Decision Date20 February 1985
Docket NumberCiv. No. A 83-208.
Citation604 F. Supp. 1375
PartiesMARATHON OIL COMPANY, Plaintiff, v. UNITED STATES of America; United States Department of the Interior, Donald Hodel, Secretary of the Interior; Esther Wunnicke, Commissioner of The Department of Natural Resources, State of Alaska; Cook Inlet Region, Inc., an Alaska Corporation, Defendants. COOK INLET REGION, INC., an Alaska Corporation, Counterclaimant, v. MARATHON OIL COMPANY, an Ohio Corp., Counterdefendant.
CourtU.S. District Court — District of Alaska

Robert L. Richmond, Richmond & Associates, Anchorage, Alaska, Robert J. Kapelke, Gorsuch, Kirgis, Campbell, Walker & Grover, Denver, Colo., for plaintiff Marathon Oil.
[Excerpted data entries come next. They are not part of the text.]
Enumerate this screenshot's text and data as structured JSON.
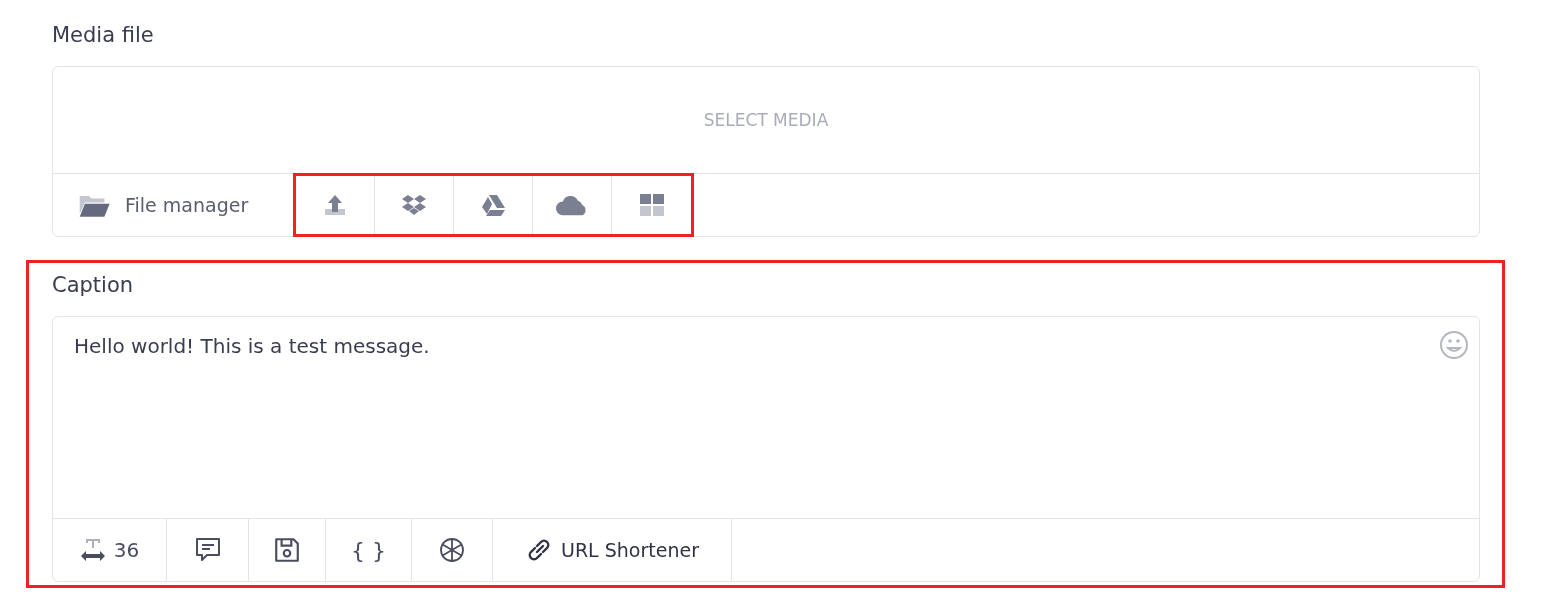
{
  "media_file": {
    "label": "Media file",
    "placeholder": "SELECT MEDIA",
    "file_manager": {
      "label": "File manager"
    },
    "services": {
      "highlighted": true,
      "items": [
        {
          "kind": "upload"
        },
        {
          "kind": "dropbox"
        },
        {
          "kind": "drive"
        },
        {
          "kind": "cloud"
        },
        {
          "kind": "grid"
        }
      ]
    }
  },
  "caption": {
    "highlighted": true,
    "label": "Caption",
    "value": "Hello world! This is a test message.",
    "toolbar": [
      {
        "kind": "counter",
        "label": "36"
      },
      {
        "kind": "comment"
      },
      {
        "kind": "save"
      },
      {
        "kind": "variables",
        "label": "{ }"
      },
      {
        "kind": "ai"
      },
      {
        "kind": "link",
        "label": "URL Shortener"
      }
    ]
  }
}
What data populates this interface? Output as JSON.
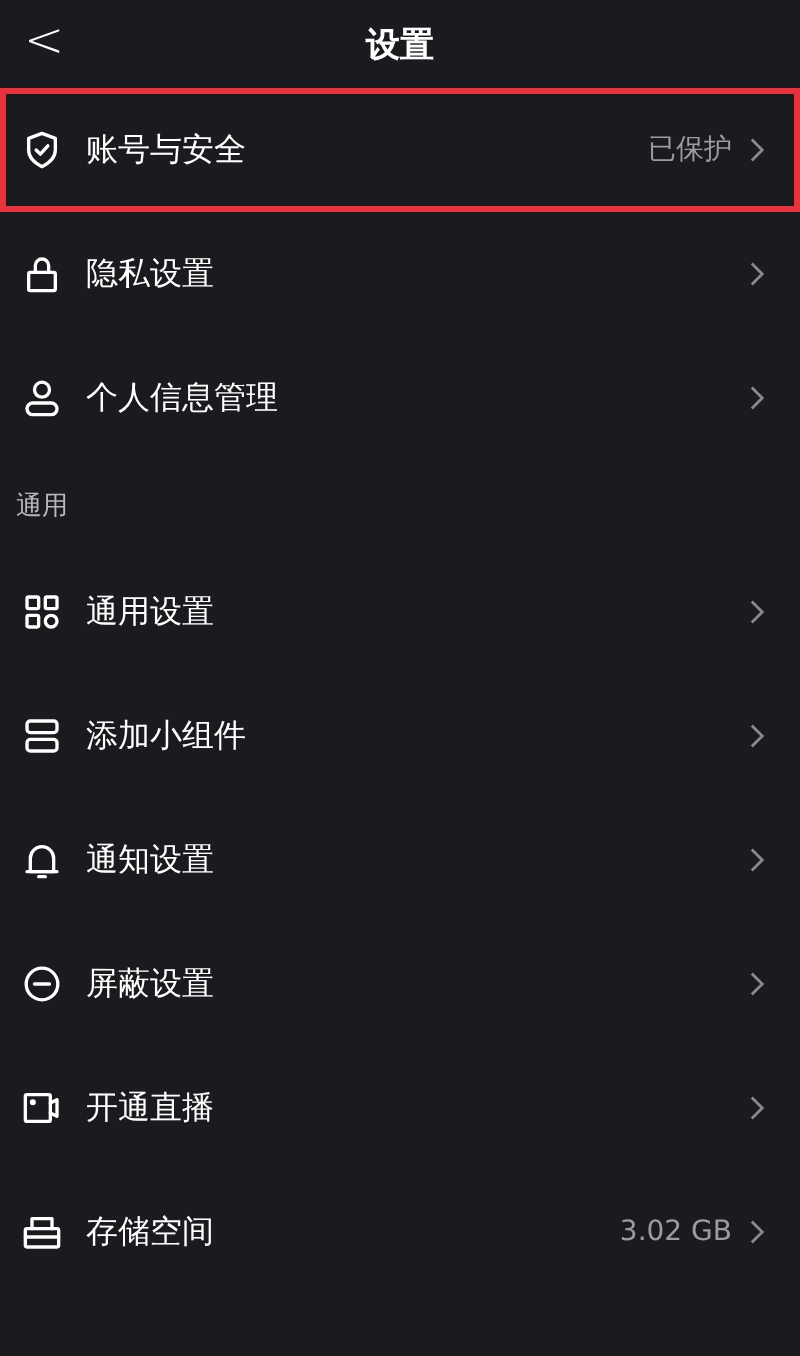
{
  "header": {
    "back": "<",
    "title": "设置"
  },
  "groups": [
    {
      "items": [
        {
          "kind": "shield",
          "label": "账号与安全",
          "value": "已保护",
          "highlighted": true
        },
        {
          "kind": "lock",
          "label": "隐私设置",
          "highlighted": false
        },
        {
          "kind": "person",
          "label": "个人信息管理",
          "highlighted": false
        }
      ]
    },
    {
      "title": "通用",
      "items": [
        {
          "kind": "grid",
          "label": "通用设置",
          "highlighted": false
        },
        {
          "kind": "widget",
          "label": "添加小组件",
          "highlighted": false
        },
        {
          "kind": "bell",
          "label": "通知设置",
          "highlighted": false
        },
        {
          "kind": "minus",
          "label": "屏蔽设置",
          "highlighted": false
        },
        {
          "kind": "camera",
          "label": "开通直播",
          "highlighted": false
        },
        {
          "kind": "case",
          "label": "存储空间",
          "value": "3.02 GB",
          "highlighted": false
        }
      ]
    }
  ]
}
Michael Spaan, U.S. Atty., Anchorage, Alaska, Peter Schaumberg, U.S. Dept. of the Interior, Michael W. Reed, U.S. Dept. of Justice, Washington, D.C., for federal defendants.

Steve C. Hillard, Munger, Tolles & Rickershauser, Anchorage, Alaska, William D. Temko, Munger, Tolles & Rickershauser, Los Angeles, Cal., for defendant Cook Inlet Region, Inc.

Mark P. Worcester, Asst. Atty. Gen., Dept. of Law, Anchorage, Alaska, for defendant State of Alaska.

JAMES M. FITZGERALD, Chief Judge.

Plaintiff Marathon Oil Company owns an undivided fifty percent working interest in certain oil and gas leases in the Kenai Field Unit in Alaska. Marathon and its working interest associate, Union Oil Company of California, discovered natural gas in the Kenai field in 1959, and production commenced in 1961.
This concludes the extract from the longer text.